Aprendiendo a Orar con los Salmos

salmosLa pregunta, ¿cómo oras tú? En realidad contiene dos preguntas: ¿cuál es la forma de tu oración? y ¿cuál es el contenido de tu oración? La respuesta que dan muchos estudiantes a estas preguntas muestran, que muy pocos saben orar. O mejor dicho: muy pocos saben orar como cristianos.

En un tiempo donde el activismo y el secularismo nos alejan siempre más del arte de orar, hacen falta maestros que sepan orar y sepan enseñar a orar. Los salmos son un libro, a través del cual el Señor Jesús nos invita a aprender a orar, como lo han hecho ya miles de generaciones [...]

Señor, Enséñanos a Orar

¡Señor, enséñanos a orar! Así dijeron los discípulos a Jesús. Y así confesaron que no sabían ni podían orar por sí solos. Tenían que aprenderlo. Aprender a orar: eso nos suena contradictorio. Creemos que, o el corazón está tan repleto que empieza a orar por sí solo o nunca va aprender a orar. Pero esto es un error peligroso, y muy expandido hoy en día entre los cristianos: como si el corazón pudiera orar por sí solo, como si le naciera la oración.
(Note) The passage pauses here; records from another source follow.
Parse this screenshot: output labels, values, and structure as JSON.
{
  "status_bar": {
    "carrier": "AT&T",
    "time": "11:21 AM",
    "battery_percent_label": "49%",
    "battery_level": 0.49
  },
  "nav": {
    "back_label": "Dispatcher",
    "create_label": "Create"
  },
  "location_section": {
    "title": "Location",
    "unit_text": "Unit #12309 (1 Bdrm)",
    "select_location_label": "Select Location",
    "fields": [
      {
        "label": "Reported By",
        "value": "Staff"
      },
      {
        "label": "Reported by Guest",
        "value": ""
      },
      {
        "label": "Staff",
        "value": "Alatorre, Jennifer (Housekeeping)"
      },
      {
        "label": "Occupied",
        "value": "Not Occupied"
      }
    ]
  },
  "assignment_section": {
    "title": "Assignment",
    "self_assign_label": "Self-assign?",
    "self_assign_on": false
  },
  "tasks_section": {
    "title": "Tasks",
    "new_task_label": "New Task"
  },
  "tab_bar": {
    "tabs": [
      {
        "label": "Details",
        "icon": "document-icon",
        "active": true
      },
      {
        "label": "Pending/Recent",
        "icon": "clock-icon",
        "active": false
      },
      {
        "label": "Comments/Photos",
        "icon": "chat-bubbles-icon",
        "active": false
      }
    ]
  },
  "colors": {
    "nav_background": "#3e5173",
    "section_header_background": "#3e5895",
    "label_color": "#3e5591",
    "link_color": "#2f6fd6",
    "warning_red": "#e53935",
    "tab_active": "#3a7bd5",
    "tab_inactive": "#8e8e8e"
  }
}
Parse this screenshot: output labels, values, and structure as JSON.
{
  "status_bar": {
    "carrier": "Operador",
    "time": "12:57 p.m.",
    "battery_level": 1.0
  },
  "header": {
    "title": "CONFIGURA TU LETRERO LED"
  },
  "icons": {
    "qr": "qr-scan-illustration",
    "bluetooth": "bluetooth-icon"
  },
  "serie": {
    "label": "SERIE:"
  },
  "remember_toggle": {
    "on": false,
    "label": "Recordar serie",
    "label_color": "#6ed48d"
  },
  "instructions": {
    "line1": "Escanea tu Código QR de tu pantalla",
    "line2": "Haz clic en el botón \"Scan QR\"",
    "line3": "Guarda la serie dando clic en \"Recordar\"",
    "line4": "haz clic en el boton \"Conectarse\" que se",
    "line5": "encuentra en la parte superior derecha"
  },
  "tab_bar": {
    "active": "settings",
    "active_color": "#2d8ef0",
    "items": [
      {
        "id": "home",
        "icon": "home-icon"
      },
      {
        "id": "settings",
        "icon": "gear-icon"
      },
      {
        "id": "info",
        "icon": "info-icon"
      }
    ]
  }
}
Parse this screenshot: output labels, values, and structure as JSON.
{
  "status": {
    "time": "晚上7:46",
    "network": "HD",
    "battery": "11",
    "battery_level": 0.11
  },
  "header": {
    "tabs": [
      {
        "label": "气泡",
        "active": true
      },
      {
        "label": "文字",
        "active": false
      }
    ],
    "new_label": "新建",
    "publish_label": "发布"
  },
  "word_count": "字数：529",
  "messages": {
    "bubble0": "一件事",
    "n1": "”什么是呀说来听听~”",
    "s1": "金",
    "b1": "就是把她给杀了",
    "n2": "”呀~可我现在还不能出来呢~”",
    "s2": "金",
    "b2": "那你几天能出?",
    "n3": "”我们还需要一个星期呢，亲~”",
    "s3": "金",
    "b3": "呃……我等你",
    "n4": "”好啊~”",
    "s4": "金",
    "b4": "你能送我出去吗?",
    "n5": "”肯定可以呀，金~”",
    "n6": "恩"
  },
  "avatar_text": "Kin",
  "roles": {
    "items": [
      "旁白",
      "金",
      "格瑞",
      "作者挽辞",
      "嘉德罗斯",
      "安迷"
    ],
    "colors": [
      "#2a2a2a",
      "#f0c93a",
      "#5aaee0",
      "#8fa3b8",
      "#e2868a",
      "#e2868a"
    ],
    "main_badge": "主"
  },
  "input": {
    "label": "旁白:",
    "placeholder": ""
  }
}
Confundimos los deseos, las esperanzas, los gemidos, las quejas, los júbilos – todo eso puede el corazón expresar naturalmente- con la oración. Y con eso confundimos tierra y cielo, hombre y Dios. Orar no significa simplemente vaciar el corazón, sino que, con corazón lleno o con corazón vacío encontrar el camino hacia Dios y hablar con él. Eso no lo puede ningún hombre hacer por sí mismo, para eso necesita a Jesucristo.

Los discípulos quisieron orar, pero no supieron cómo. Puede llegar a ser una pesadilla grande querer hablar con Dios pero no poder, tener que estar mudo delante de Dios, tener la impresión de que todo clamor resuena solo que en el propio interior, que corazón y boca hablan un lenguaje falso, un lenguaje que Dios no quiere escuchar. En esta situación miserable buscamos guías, que nos puedan ayudar, que entienden algo de la oración.

¡Si alguien, que supiera orar, nos llevara hacia dentro de su oración, si pudiéramos co –orar con él, entonces encontraríamos ayuda! Ciertamente algunos cristianos experimentados nos pueden prestar mucha ayuda, pero lo pueden hacer solamente a través de Él, quien tiene que ayudarles a ellos mismos: Jesucristo. Porque hacia El nos encaminan, si es que son verdaderos maestros de la oración. Si El nos lleva consigo en su oración, si nos es permitido co – orar su oración, si El nos lleva en su camino hacia Dios y nos enseña a orar, entonces seremos liberados de nuestra impotencia para orar.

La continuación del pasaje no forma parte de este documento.